Их разместили в огромном старом кавалерийском бараке. И мальчик был там. Однажды он сидел и смотрел, как те играют в карты и пьют медленно, со знанием дела, из квартовых банок[78]
. Гэри видел их шрамы. Зажившие шрамы от ран, но куда больше шрамов незаживающих – на душе. Как будто их суть, самая душа повертелась в пространстве и вернулась обратно на землю. И умерла.Но жить одним лишь только прошлым невозможно. Гэри хотел смотреть вперёд, видеть, что случится за ближним холмом, а увидев, – двигаться дальше, видеть следующий, и следующий, и следующий.
И ему удалось.
Уже не мальчик, он жил многие годы, повидал тысячи холмов и океанов, гор и лесов, городов и уродливых мест, но гораздо больше мест красивых. Он узнал многих людей. Пока наконец не достиг серьёзного возраста, преклонного возраста, старости.
Восемьдесят лет.
Восемьдесят потрясающих лет, полных жизни.
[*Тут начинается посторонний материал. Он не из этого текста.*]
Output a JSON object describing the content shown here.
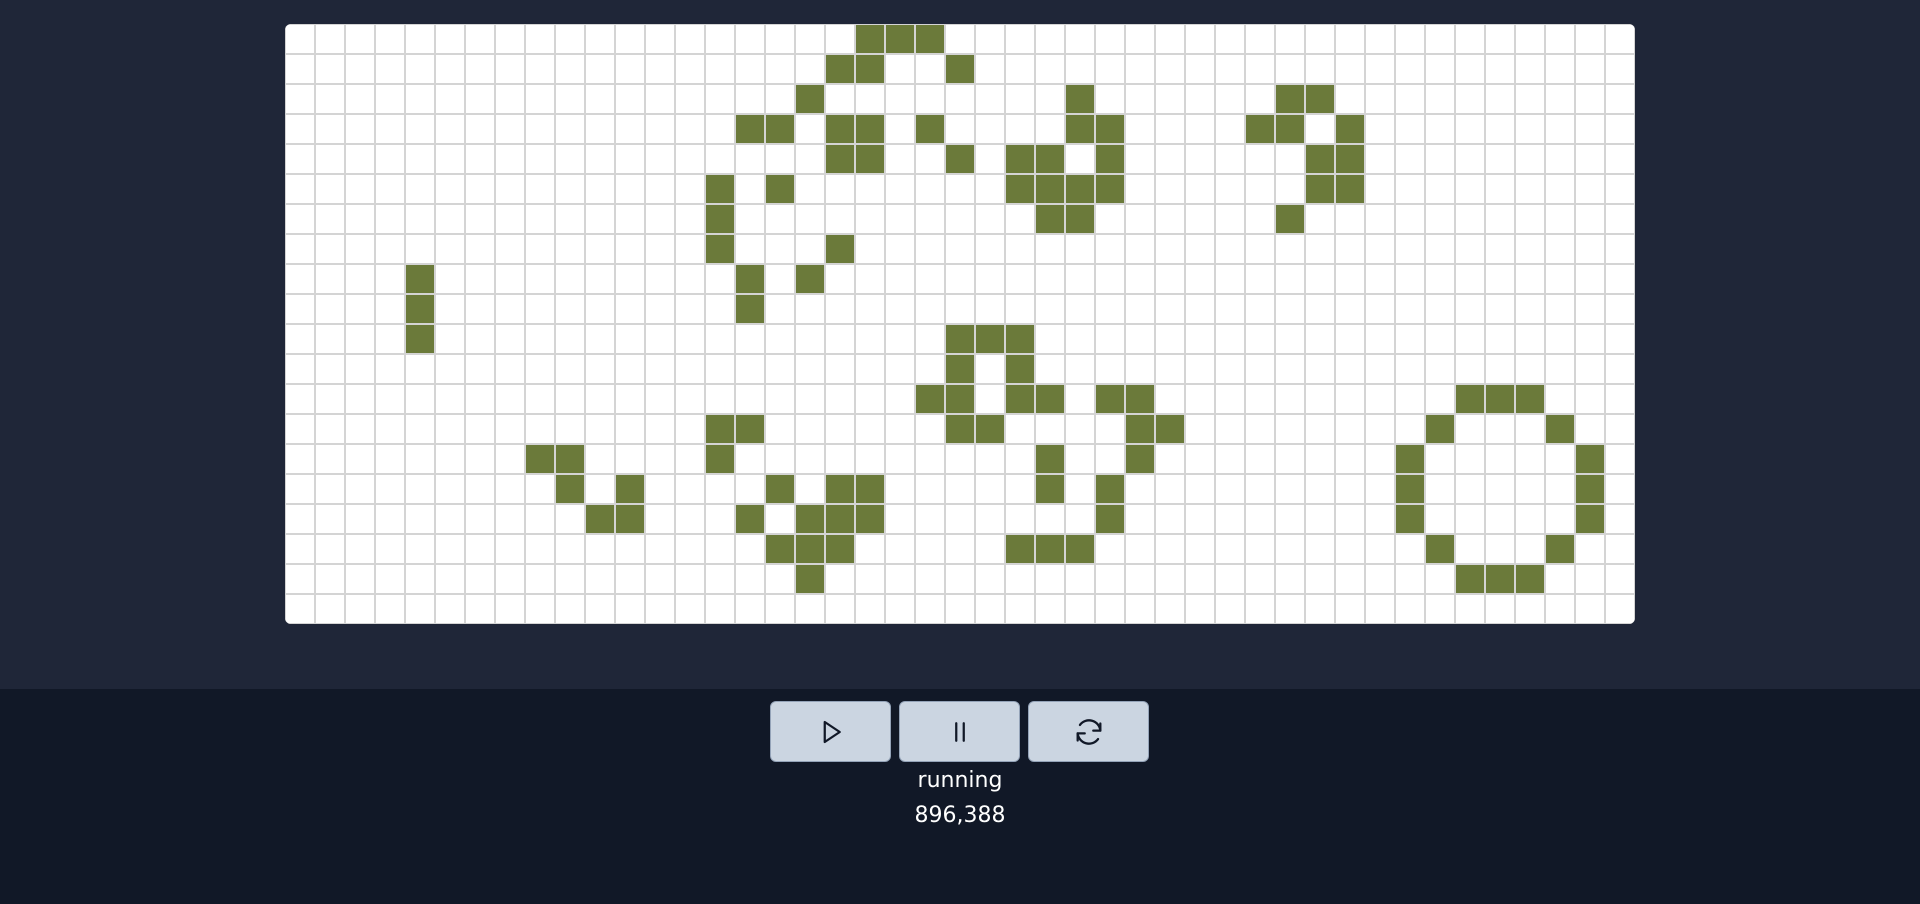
{
  "game": {
    "status": "running",
    "generation": "896,388",
    "cell_color": "#6b7a3a",
    "grid_line_color": "#d4d4d4",
    "grid": {
      "cols": 45,
      "rows": 20,
      "live_cells": [
        [
          19,
          0
        ],
        [
          20,
          0
        ],
        [
          21,
          0
        ],
        [
          18,
          1
        ],
        [
          19,
          1
        ],
        [
          22,
          1
        ],
        [
          17,
          2
        ],
        [
          26,
          2
        ],
        [
          33,
          2
        ],
        [
          34,
          2
        ],
        [
          15,
          3
        ],
        [
          16,
          3
        ],
        [
          18,
          3
        ],
        [
          19,
          3
        ],
        [
          21,
          3
        ],
        [
          26,
          3
        ],
        [
          27,
          3
        ],
        [
          32,
          3
        ],
        [
          33,
          3
        ],
        [
          35,
          3
        ],
        [
          18,
          4
        ],
        [
          19,
          4
        ],
        [
          22,
          4
        ],
        [
          24,
          4
        ],
        [
          25,
          4
        ],
        [
          27,
          4
        ],
        [
          34,
          4
        ],
        [
          35,
          4
        ],
        [
          14,
          5
        ],
        [
          16,
          5
        ],
        [
          24,
          5
        ],
        [
          25,
          5
        ],
        [
          26,
          5
        ],
        [
          27,
          5
        ],
        [
          34,
          5
        ],
        [
          35,
          5
        ],
        [
          14,
          6
        ],
        [
          25,
          6
        ],
        [
          26,
          6
        ],
        [
          33,
          6
        ],
        [
          14,
          7
        ],
        [
          18,
          7
        ],
        [
          4,
          8
        ],
        [
          15,
          8
        ],
        [
          17,
          8
        ],
        [
          4,
          9
        ],
        [
          15,
          9
        ],
        [
          4,
          10
        ],
        [
          22,
          10
        ],
        [
          23,
          10
        ],
        [
          24,
          10
        ],
        [
          22,
          11
        ],
        [
          24,
          11
        ],
        [
          21,
          12
        ],
        [
          22,
          12
        ],
        [
          24,
          12
        ],
        [
          25,
          12
        ],
        [
          27,
          12
        ],
        [
          28,
          12
        ],
        [
          39,
          12
        ],
        [
          40,
          12
        ],
        [
          41,
          12
        ],
        [
          14,
          13
        ],
        [
          15,
          13
        ],
        [
          22,
          13
        ],
        [
          23,
          13
        ],
        [
          28,
          13
        ],
        [
          29,
          13
        ],
        [
          38,
          13
        ],
        [
          42,
          13
        ],
        [
          8,
          14
        ],
        [
          9,
          14
        ],
        [
          14,
          14
        ],
        [
          25,
          14
        ],
        [
          28,
          14
        ],
        [
          37,
          14
        ],
        [
          43,
          14
        ],
        [
          9,
          15
        ],
        [
          11,
          15
        ],
        [
          16,
          15
        ],
        [
          18,
          15
        ],
        [
          19,
          15
        ],
        [
          25,
          15
        ],
        [
          27,
          15
        ],
        [
          37,
          15
        ],
        [
          43,
          15
        ],
        [
          10,
          16
        ],
        [
          11,
          16
        ],
        [
          15,
          16
        ],
        [
          17,
          16
        ],
        [
          18,
          16
        ],
        [
          19,
          16
        ],
        [
          27,
          16
        ],
        [
          37,
          16
        ],
        [
          43,
          16
        ],
        [
          16,
          17
        ],
        [
          17,
          17
        ],
        [
          18,
          17
        ],
        [
          24,
          17
        ],
        [
          25,
          17
        ],
        [
          26,
          17
        ],
        [
          38,
          17
        ],
        [
          42,
          17
        ],
        [
          17,
          18
        ],
        [
          39,
          18
        ],
        [
          40,
          18
        ],
        [
          41,
          18
        ]
      ]
    }
  },
  "controls": {
    "play": {
      "icon": "play-icon"
    },
    "pause": {
      "icon": "pause-icon"
    },
    "reset": {
      "icon": "refresh-icon"
    }
  }
}
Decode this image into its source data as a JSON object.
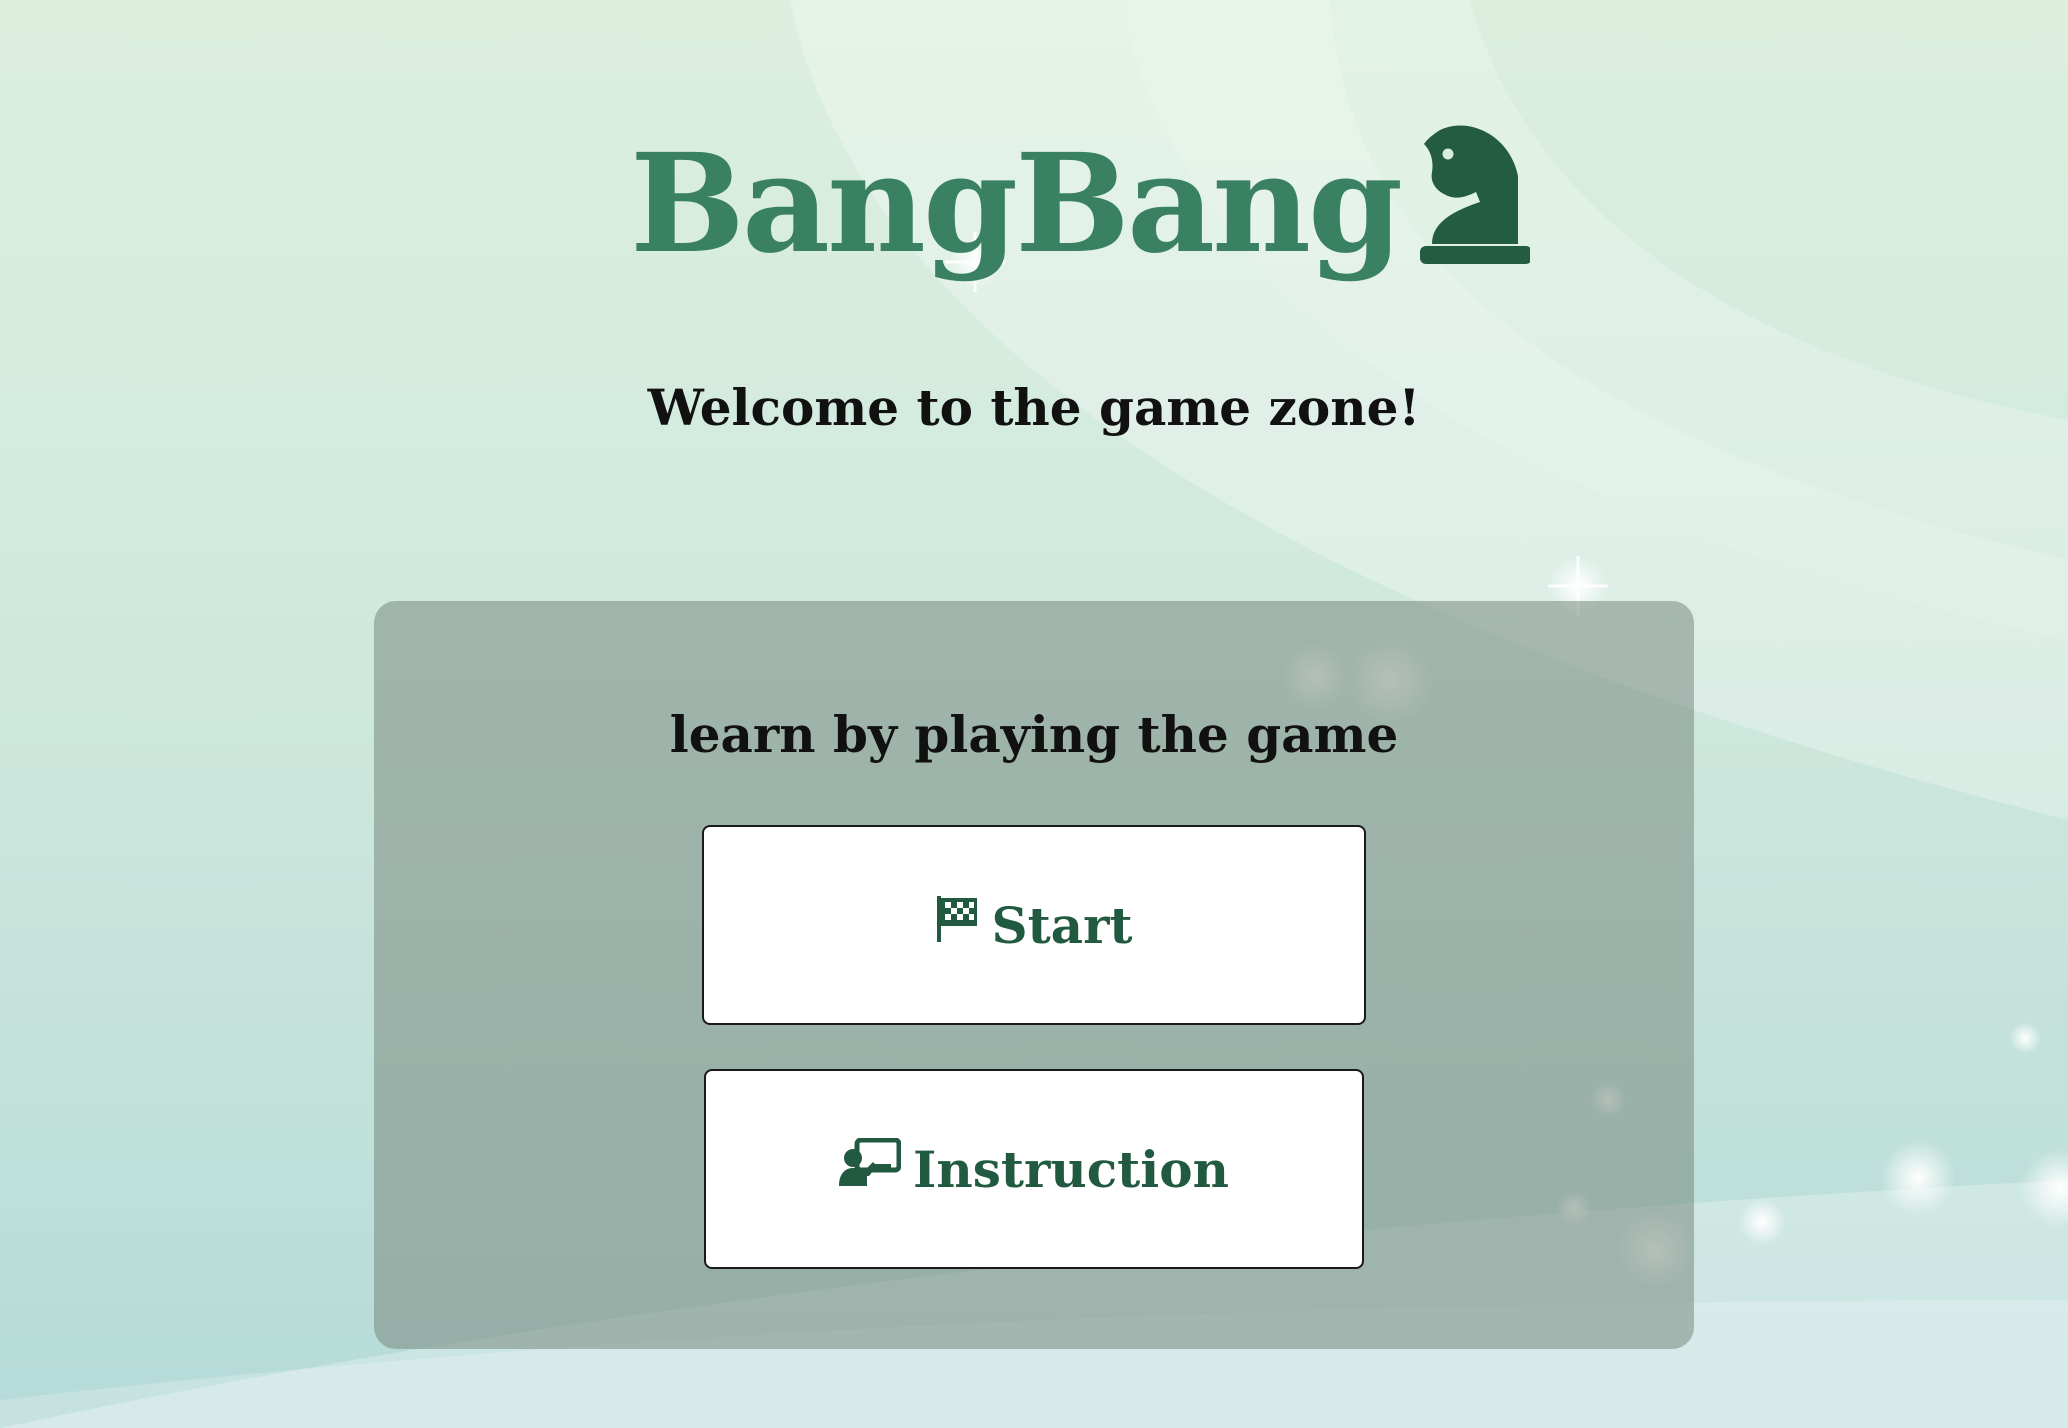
{
  "app": {
    "logo_text": "BangBang",
    "logo_icon": "chess-knight-icon",
    "brand_color": "#3a8062",
    "brand_dark_color": "#215a41"
  },
  "header": {
    "welcome": "Welcome to the game zone!"
  },
  "panel": {
    "subtitle": "learn by playing the game",
    "start_button": {
      "label": "Start",
      "icon": "checkered-flag-icon"
    },
    "instruction_button": {
      "label": "Instruction",
      "icon": "teacher-board-icon"
    }
  }
}
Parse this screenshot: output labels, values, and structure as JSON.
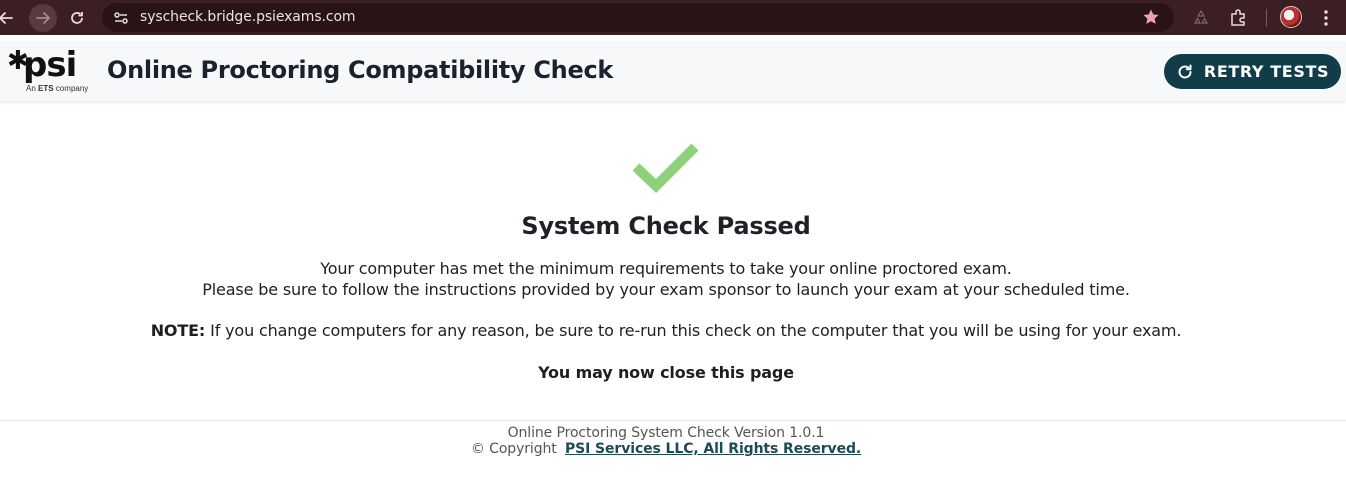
{
  "browser": {
    "url": "syscheck.bridge.psiexams.com"
  },
  "header": {
    "logo_text": "psi",
    "logo_tagline_prefix": "An",
    "logo_tagline_brand": "ETS",
    "logo_tagline_suffix": "company",
    "title": "Online Proctoring Compatibility Check",
    "retry_label": "RETRY TESTS"
  },
  "main": {
    "status_heading": "System Check Passed",
    "message_line1": "Your computer has met the minimum requirements to take your online proctored exam.",
    "message_line2": "Please be sure to follow the instructions provided by your exam sponsor to launch your exam at your scheduled time.",
    "note_label": "NOTE:",
    "note_text": " If you change computers for any reason, be sure to re-run this check on the computer that you will be using for your exam.",
    "close_message": "You may now close this page"
  },
  "footer": {
    "version": "Online Proctoring System Check Version 1.0.1",
    "copyright_prefix": "© Copyright",
    "copyright_link": "PSI Services LLC, All Rights Reserved."
  },
  "colors": {
    "chrome_bg": "#3c1f23",
    "header_bg": "#f7f8f9",
    "button_bg": "#113d4a",
    "check_green": "#8fd17a"
  }
}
И в один день, в собственном домике в горах Нью-Мексико, Гэри достал старую коробку с разными вещицами, накопившимися за жизнь и выжившими во всех переездах, и увидел один из старых синих блокнотов
После этой истории он увидел чистые страницы. Выцветшие, но всё же заметные линии, прекрасные линии, которые после стольких лет всё так же звали его, подначивали. И он сел, взял карандаш и подумал:
Почему бы нет, чёрт возьми.
Почему бы что-нибудь не записать.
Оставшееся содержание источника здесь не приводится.